Friday, May 16, 2014

Zoe describes the life of a Grenoblois

Ok, so I’ve spent a bit of time here in Grenoble now… I’m getting to know life here and I’ve been integrating into French culture and what goes on in daily French life.

Obviously, there are regional differences when it comes to France – Grenoble is no different. You’ll find that no two French regions are quite the same – each city has its own culture and lifestyle. Grenoble, being right at the foot of the Alps (they don’t call it the Capital of the Alps for nothing) has a distinct way of life that is almost exclusive from its location and neighbors.

The city isn’t without its charms and quirks, so here’s the lowdown on some of the things that get to you over time.

So, without further ado… You know you’re living in Grenoble when:

You know to pack a raincoat… even when it’s scorching – Sadly, wearing shorts just because the day started off at 65 degrees is not going to cut it. Believe me, when you least expect it, the heavens will open and you’ll get caught out. The rain can arrive suddenly off the mountains and for the first few weeks it will catch you out. No matter, because after a while you’ll have learnt to pack that raincoat or umbrella just in case.

You remember that a coffee is just an espresso – For a little time, you will forget this. You’ll ask for a coffee and you get a little thimble. No, I really didn’t pay nearly 2 euros for something that you could drink in one shot. Eventually, you’ll learn that you need to ask for an ‘allongé’ to get anything larger than something fit for a small rodent.

This is common all over France but especially true of Grenoble, where in the winter months all you want is a nice large coffee to warm you up…

You know the difference between Gratin Dauphinois and Tartiflette – Grenoble locals will almost be offended if you confuse the two. Everyone round here obviously knows that the latter has got bacon in it and it comes from the local area. Tartiflette is a local specialty and is almost a regional pride kind of thing.
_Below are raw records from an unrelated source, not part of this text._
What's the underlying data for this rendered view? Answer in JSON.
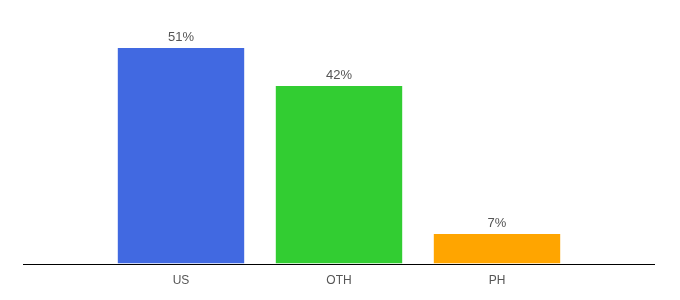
{
  "chart_data": {
    "type": "bar",
    "categories": [
      "US",
      "OTH",
      "PH"
    ],
    "values": [
      51,
      42,
      7
    ],
    "value_labels": [
      "51%",
      "42%",
      "7%"
    ],
    "colors": [
      "#4169e1",
      "#32cd32",
      "#ffa500"
    ],
    "ylim": [
      0,
      51
    ],
    "data_labels": true,
    "tick_labels": "x",
    "grid": false
  }
}
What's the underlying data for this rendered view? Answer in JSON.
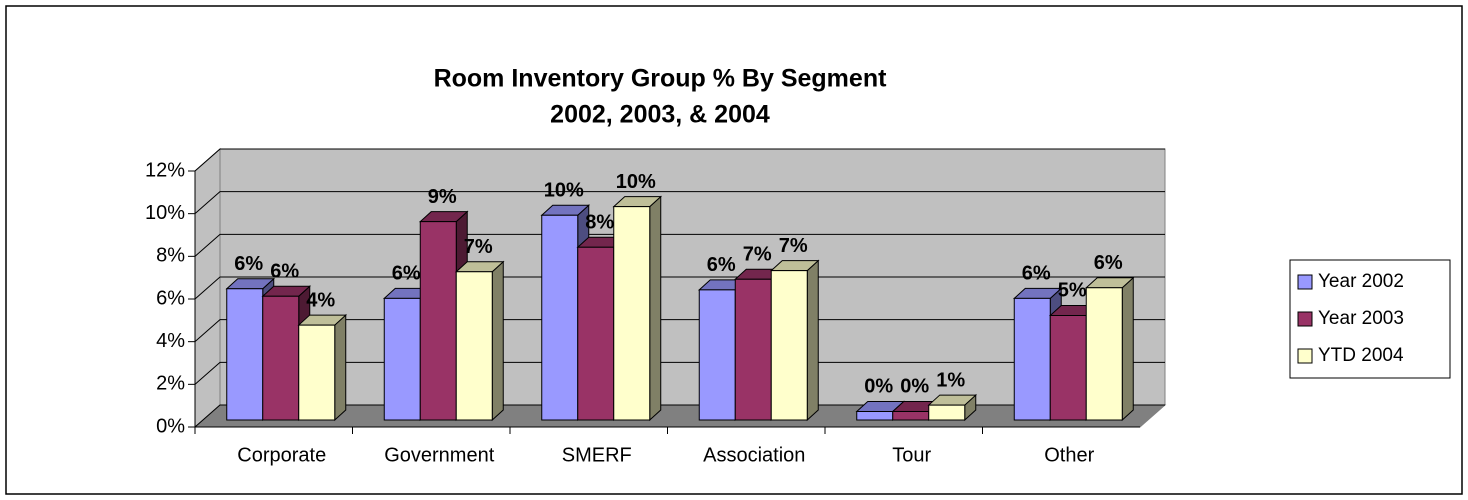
{
  "chart_data": {
    "type": "bar3d",
    "title": "Room Inventory Group % By Segment",
    "subtitle": "2002, 2003, & 2004",
    "categories": [
      "Corporate",
      "Government",
      "SMERF",
      "Association",
      "Tour",
      "Other"
    ],
    "series": [
      {
        "name": "Year 2002",
        "color": "#9999ff",
        "values": [
          6.15,
          5.7,
          9.6,
          6.1,
          0.4,
          5.7
        ],
        "value_labels": [
          "6%",
          "6%",
          "10%",
          "6%",
          "0%",
          "6%"
        ]
      },
      {
        "name": "Year 2003",
        "color": "#993366",
        "values": [
          5.8,
          9.3,
          8.1,
          6.6,
          0.4,
          4.9
        ],
        "value_labels": [
          "6%",
          "9%",
          "8%",
          "7%",
          "0%",
          "5%"
        ]
      },
      {
        "name": "YTD 2004",
        "color": "#ffffcc",
        "values": [
          4.45,
          6.95,
          10.0,
          7.0,
          0.7,
          6.2
        ],
        "value_labels": [
          "4%",
          "7%",
          "10%",
          "7%",
          "1%",
          "6%"
        ]
      }
    ],
    "ylim": [
      0,
      12
    ],
    "yticks": [
      {
        "value": 0,
        "label": "0%"
      },
      {
        "value": 2,
        "label": "2%"
      },
      {
        "value": 4,
        "label": "4%"
      },
      {
        "value": 6,
        "label": "6%"
      },
      {
        "value": 8,
        "label": "8%"
      },
      {
        "value": 10,
        "label": "10%"
      },
      {
        "value": 12,
        "label": "12%"
      }
    ],
    "grid": true,
    "legend": "right"
  }
}
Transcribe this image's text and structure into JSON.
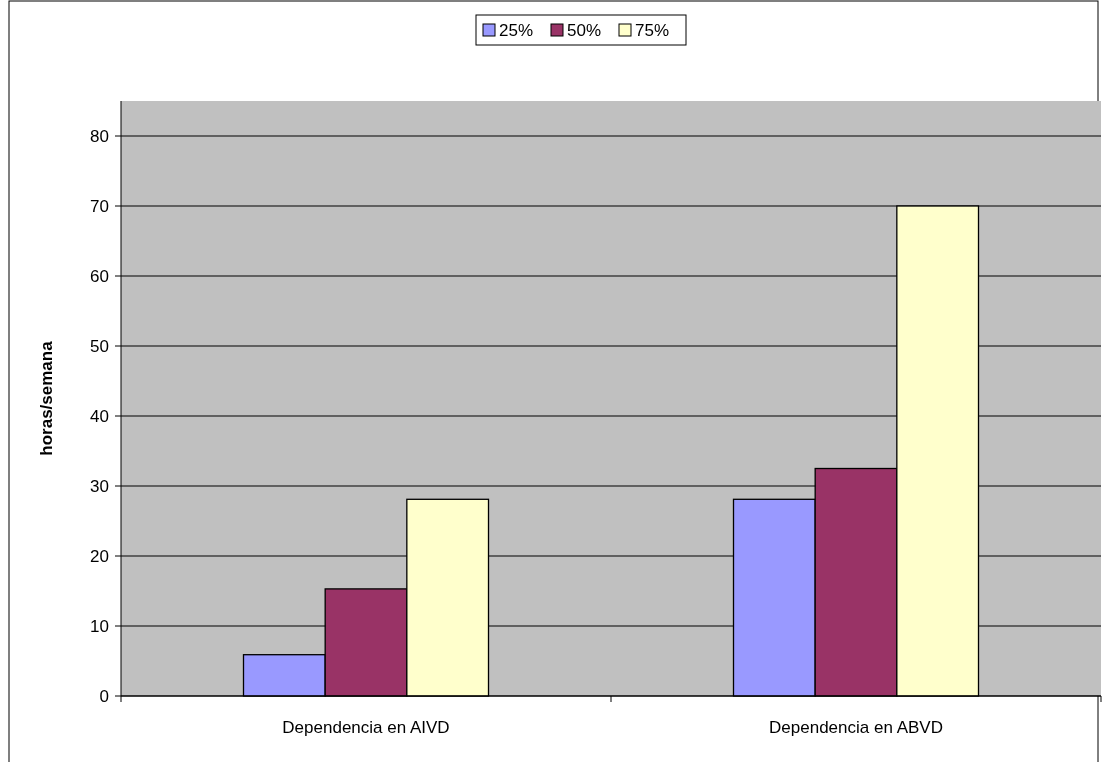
{
  "chart_data": {
    "type": "bar",
    "ylabel": "horas/semana",
    "categories": [
      "Dependencia en AIVD",
      "Dependencia en ABVD"
    ],
    "series": [
      {
        "name": "25%",
        "color": "#9999ff",
        "values": [
          5.9,
          28.1
        ]
      },
      {
        "name": "50%",
        "color": "#993366",
        "values": [
          15.3,
          32.5
        ]
      },
      {
        "name": "75%",
        "color": "#ffffcc",
        "values": [
          28.1,
          70
        ]
      }
    ],
    "ylim": [
      0,
      85
    ],
    "yticks": [
      0,
      10,
      20,
      30,
      40,
      50,
      60,
      70,
      80
    ],
    "grid": "y",
    "legend": "top"
  }
}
Speaking of which….

You understand that Chartreuse is to be consumed carefully – The first time someone offers it, you love the idea of having one of them – it’s like tequila, right? Nope. Next thing you know, you wake up in the morning with a colossal headache wondering why this is happening to you.

Chartreuse is to be enjoyed sparingly – the odd error of ‘one too many’ will serve as a very timely reminder to you.

You know every tram and bus stop within a three mile radius including their schedules– At first it confuses you no end… I mean, the wide range of options to get from A to B is baffling and the way you pay looks all strange. However, once you get yourself a pass and you begin to understand where all the stops are, everything else becomes really easy. You’ll even be able to imitate the female announcer’s voice for each stop on the tram.

The walk up the Bastille ‘isn’t that bad’ – Once you’ve been up the first time, you realize it isn’t so bad. Honest.

You get annoyed by all the skiers clogging up the trams in the skiing season – You wouldn’t think there could be so many skiers on planet earth, could you? Nope, you’re wrong. They ALL descend on the city for their skiing breaks and they make life impossible for the average resident.

You can be sunburnt and frostbitten all in the space of a week – I’m ridiculously pale. You get the idea.